Ces dernières semaines, je me suis refait l'intégral de Thorgal, 59 albums à raison d'un rythme de plus ou moins 7 albums par jour. Et mon Dieu quel plaisir intense pour moi que celui de revivre toutes ces aventures qui nous bercent, nous lecteurs, depuis tant d'années ! On a tous nos albums préférés. Pour ma part, j'aime intensément le 3, le 5, le 9, le 12 (mon préféré), le 15, le 20, le 25, le 29 ... Van Hamme et Rosinski nous ont offert un univers qui n'a rien à envier à des Star Wars, Seigneur des Anneaux ou autre Tour Sombre.


Et puis, vient la relève à partir du tome 30 ainsi que les mondes parallèles. Je suis très mauvais critique, car j'ai tendance à aimer tout ce que je lis, à trouver des qualités partout, à trouver des excuses, vous voyez, car je suis obstiné quand j'aime profondément une oeuvre.


Ce long cycle basé sur le troisième fils de Thorgal marque un véritable tournant. Tout est repensé. On perd la simplicité et l'efficacité scénaristique de van Hamme (une bonne histoire par album qui se suffit à elle-même) pour une longue et complexe trame qui s'éternise et s'éternise et... s'éternise. Pas grave, comme je l'ai dis, je suis très bon publique. Je passe vraiment de bons moments du tome 30 jusqu'au tome 33. Kriss et Louve aussi m'offrent de belles histoires de leur côté. Je tolère, je valide, je trouve des qualités.


Et puis arrive le déclin à partir du tome 34 qui me pose une vraie colle. Oui je n'arrive pas à lui faire des louanges au niveau de son scénario. Je m'ennuie. Quoi ? Est-il possible de s'ennuyer en lisant Thorgal ? Hélas oui. Les magnifiques dessins de Rosinski ne parviennent pas à effacer cet ennui. On s'enlise dans une complexité scénaristique assez mal amenée. Pour vous dire, j'ai du relire ce tome 34 deux fois et je n'avais toujours pas réussi à maîtriser et situer tous les personnages tellement il y en a et tellement cela manque de dynamisme et de clarté. On est passé d'un Thorgal en action à un Thorgal verbeux. le tome 35 est un peu mieux, mais pas dingo non plus.

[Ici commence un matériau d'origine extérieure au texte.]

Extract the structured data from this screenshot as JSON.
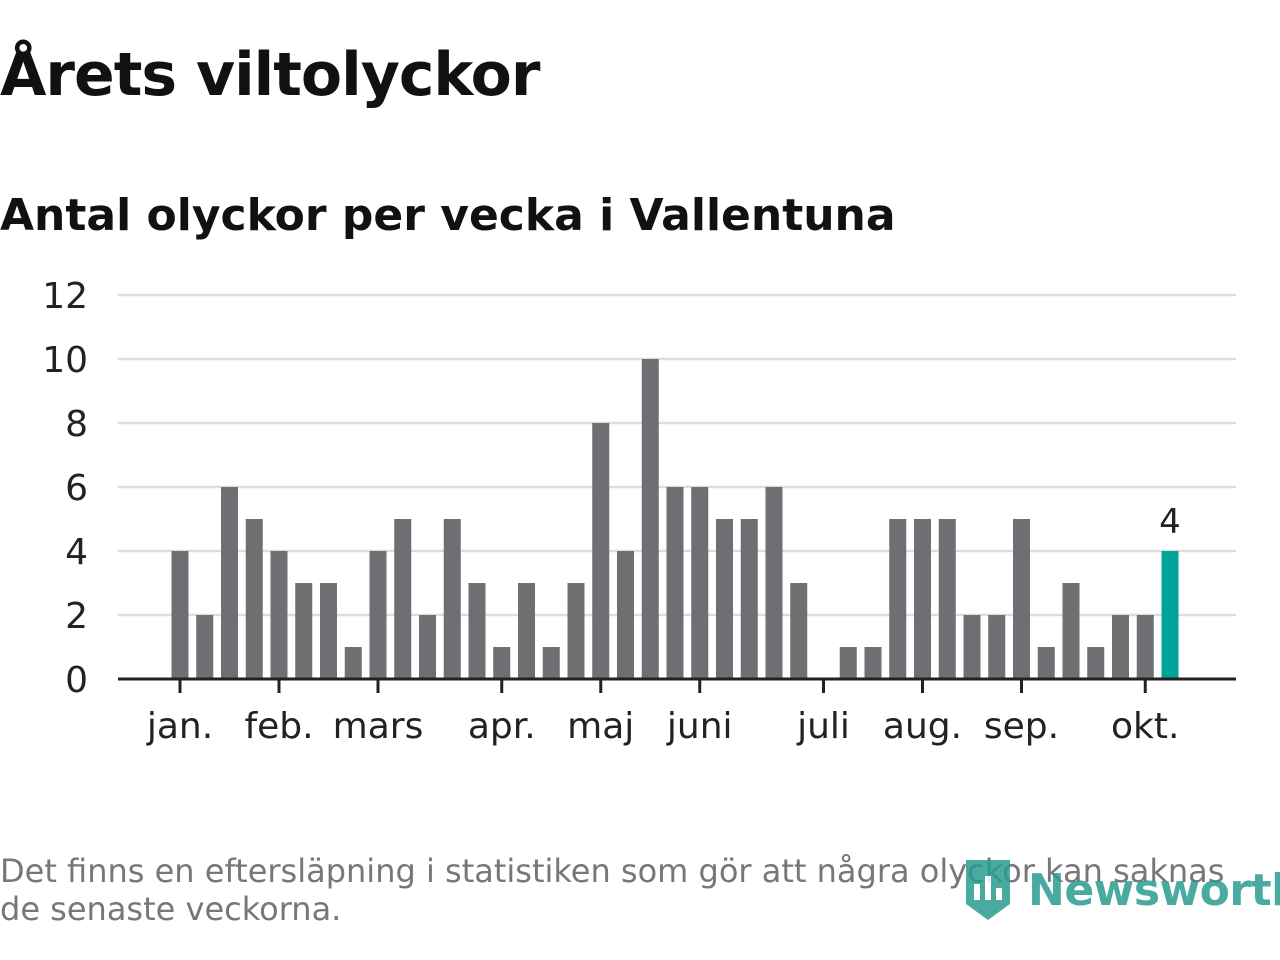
{
  "title": "Årets viltolyckor",
  "subtitle": "Antal olyckor per vecka i Vallentuna",
  "footnote": "Det finns en eftersläpning i statistiken som gör att några olyckor kan saknas de senaste veckorna.",
  "brand": "Newsworthy",
  "colors": {
    "bar": "#6f6e73",
    "highlight": "#00a39a",
    "grid": "#dddddd",
    "axis": "#222222",
    "text": "#222222"
  },
  "chart_data": {
    "type": "bar",
    "values": [
      4,
      2,
      6,
      5,
      4,
      3,
      3,
      1,
      4,
      5,
      2,
      5,
      3,
      1,
      3,
      1,
      3,
      8,
      4,
      10,
      6,
      6,
      5,
      5,
      6,
      3,
      0,
      1,
      1,
      5,
      5,
      5,
      2,
      2,
      5,
      1,
      3,
      1,
      2,
      2,
      4
    ],
    "highlight_last": true,
    "last_value_label": "4",
    "ylim": [
      0,
      12
    ],
    "yticks": [
      0,
      2,
      4,
      6,
      8,
      10,
      12
    ],
    "month_labels": [
      {
        "label": "jan.",
        "week": 1
      },
      {
        "label": "feb.",
        "week": 5
      },
      {
        "label": "mars",
        "week": 9
      },
      {
        "label": "apr.",
        "week": 14
      },
      {
        "label": "maj",
        "week": 18
      },
      {
        "label": "juni",
        "week": 22
      },
      {
        "label": "juli",
        "week": 27
      },
      {
        "label": "aug.",
        "week": 31
      },
      {
        "label": "sep.",
        "week": 35
      },
      {
        "label": "okt.",
        "week": 40
      }
    ],
    "grid": true,
    "xlabel": "",
    "ylabel": ""
  }
}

Alors je me dis : bon il a intérêt que cet album 36 fasse tout péter. C'est LE tome à ne pas louper. Celui qui va tout lier. C'est la conclusion ultime, celle qui boucle cette longue trame ainsi que les mondes parallèles de Kriss et Louve, mais aussi celle qui termine avec le génial Rosinski. En tant que fidèle lecteur, on est en droit d'attendre du lourd. On est en droit de vouloir qu'on nous baisse les rideaux en apotéose, standing ovation et tutti quanti !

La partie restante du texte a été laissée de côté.